Équilibre public-privé et gouvernance portuaire
L’architecture contractuelle qui lie l’État congolais et le concessionnaire repose sur un modèle de partenariat public-privé éprouvé. Les autorités gardent le contrôle régalien des accès maritimes et de la sûreté tandis que l’opérateur supporte le risque commercial et technique. Pour les bailleurs internationaux, cette répartition des responsabilités renforce la bancabilité des projets complémentaires – dragage, zones logistiques intérieures, embranchements ferroviaires – et assure une continuité de service, critère déterminant pour les armateurs.
Perspective environnementale et résilience côtière
La montée en puissance des flux pose la question de la soutenabilité. AGL a inscrit un volet de 25 millions d’euros dédié à l’efficacité énergétique : électrification partielle des engins, modernisation du parc de remorqueurs et installation de bornes d’alimentation à quai pour réduire les émissions lors des escales. Parallèlement, un programme de stabilisation du littoral par digues submersibles est étudié avec les services du ministère de l’Environnement afin de préserver les mangroves voisines, capital naturel essentiel à la pêche artisanale.

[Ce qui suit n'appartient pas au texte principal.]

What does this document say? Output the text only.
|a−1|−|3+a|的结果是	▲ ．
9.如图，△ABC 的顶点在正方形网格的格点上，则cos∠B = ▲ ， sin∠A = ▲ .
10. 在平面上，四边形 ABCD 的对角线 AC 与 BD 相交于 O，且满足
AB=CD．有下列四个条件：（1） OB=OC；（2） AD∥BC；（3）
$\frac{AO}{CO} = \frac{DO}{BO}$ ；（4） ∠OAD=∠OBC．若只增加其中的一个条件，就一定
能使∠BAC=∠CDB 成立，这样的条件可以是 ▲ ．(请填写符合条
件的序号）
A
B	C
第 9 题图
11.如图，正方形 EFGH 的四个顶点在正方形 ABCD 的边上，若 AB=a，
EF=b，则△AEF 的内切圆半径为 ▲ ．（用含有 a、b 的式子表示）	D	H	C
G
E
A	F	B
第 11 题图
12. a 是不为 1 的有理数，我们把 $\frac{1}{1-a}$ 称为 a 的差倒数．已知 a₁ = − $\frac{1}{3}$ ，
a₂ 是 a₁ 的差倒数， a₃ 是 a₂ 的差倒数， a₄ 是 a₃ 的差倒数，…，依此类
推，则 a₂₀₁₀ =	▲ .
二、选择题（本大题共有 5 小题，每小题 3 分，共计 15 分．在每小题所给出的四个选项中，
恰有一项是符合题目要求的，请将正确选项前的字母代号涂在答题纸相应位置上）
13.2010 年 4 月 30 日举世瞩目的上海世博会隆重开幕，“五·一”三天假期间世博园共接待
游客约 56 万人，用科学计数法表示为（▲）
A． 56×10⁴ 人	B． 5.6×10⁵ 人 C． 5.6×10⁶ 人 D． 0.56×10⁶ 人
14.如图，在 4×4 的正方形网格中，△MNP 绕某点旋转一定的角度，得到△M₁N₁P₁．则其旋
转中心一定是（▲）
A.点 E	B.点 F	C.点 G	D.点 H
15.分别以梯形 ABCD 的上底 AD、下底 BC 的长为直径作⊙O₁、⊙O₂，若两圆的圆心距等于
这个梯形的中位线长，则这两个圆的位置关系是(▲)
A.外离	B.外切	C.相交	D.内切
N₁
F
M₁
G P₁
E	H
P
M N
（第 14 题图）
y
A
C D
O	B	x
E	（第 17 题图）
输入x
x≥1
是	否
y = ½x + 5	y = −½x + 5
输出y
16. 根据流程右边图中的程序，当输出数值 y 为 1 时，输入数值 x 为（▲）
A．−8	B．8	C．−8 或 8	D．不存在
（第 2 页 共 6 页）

Regards croisés de diplomates et d’économistes
Pour l’ambassadeur de l’Union européenne à Brazzaville, présent lors de la REF, « l’engagement d’AGL illustre le potentiel d’un capital patient cherchant un rendement certes financier, mais également sociétal ». Les économistes du Centre d’études prospectives d’Afrique centrale estiment que chaque point de croissance supplémentaire du trafic portuaire pourrait ajouter 0,4 point de PIB national à horizon 2030, en cascade sur le commerce, la fiscalité et le marché du travail. Dans un contexte où la diversification au-delà des hydrocarbures demeure la priorité de la feuille de route gouvernementale, l’initiative privée apparaît comme un complément pragmatique aux politiques publiques.

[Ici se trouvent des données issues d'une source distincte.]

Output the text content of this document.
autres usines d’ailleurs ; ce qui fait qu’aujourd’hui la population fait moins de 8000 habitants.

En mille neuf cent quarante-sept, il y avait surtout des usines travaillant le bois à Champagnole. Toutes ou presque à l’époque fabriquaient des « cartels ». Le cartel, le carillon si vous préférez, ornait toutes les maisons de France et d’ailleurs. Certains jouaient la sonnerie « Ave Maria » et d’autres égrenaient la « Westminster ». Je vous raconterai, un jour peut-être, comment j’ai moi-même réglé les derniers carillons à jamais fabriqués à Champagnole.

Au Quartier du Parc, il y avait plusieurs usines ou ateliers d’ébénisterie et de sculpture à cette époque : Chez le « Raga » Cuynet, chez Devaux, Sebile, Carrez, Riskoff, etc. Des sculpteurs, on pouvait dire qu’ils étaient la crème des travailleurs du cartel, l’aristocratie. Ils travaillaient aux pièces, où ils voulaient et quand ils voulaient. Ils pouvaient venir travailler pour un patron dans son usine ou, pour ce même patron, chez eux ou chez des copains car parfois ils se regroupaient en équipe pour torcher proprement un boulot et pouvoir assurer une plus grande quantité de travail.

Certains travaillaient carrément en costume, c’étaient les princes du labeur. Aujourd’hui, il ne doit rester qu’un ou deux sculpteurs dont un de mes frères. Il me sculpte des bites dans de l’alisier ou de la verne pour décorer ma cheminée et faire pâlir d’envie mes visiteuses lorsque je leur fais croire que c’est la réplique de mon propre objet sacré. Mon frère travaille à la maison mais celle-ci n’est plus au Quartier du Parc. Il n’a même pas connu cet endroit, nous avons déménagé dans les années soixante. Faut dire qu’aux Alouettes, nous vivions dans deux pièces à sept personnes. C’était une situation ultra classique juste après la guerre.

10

Vers 2027 : horizon d’opportunités
À moins de deux ans de la mise en service du Môle Est, les indicateurs convergent vers une consolidation du rôle du Congo comme nœud logistique de l’Atlantique centre-ouest. Les compagnies maritimes scrutent déjà les fenêtres d’escale, tandis que les chargeurs régionaux réévaluent leurs chaînes d’approvisionnement. Si les tendances actuelles se confirment, le cap symbolique du million et demi d’EVP pourrait être atteint dès 2028. Dans un environnement où la confiance se nourrit de signaux concrets, la trajectoire suivie par Pointe-Noire renforce l’attractivité du Congo et, au-delà, réaffirme la place de l’Afrique centrale sur la carte des grands flux maritimes mondiaux.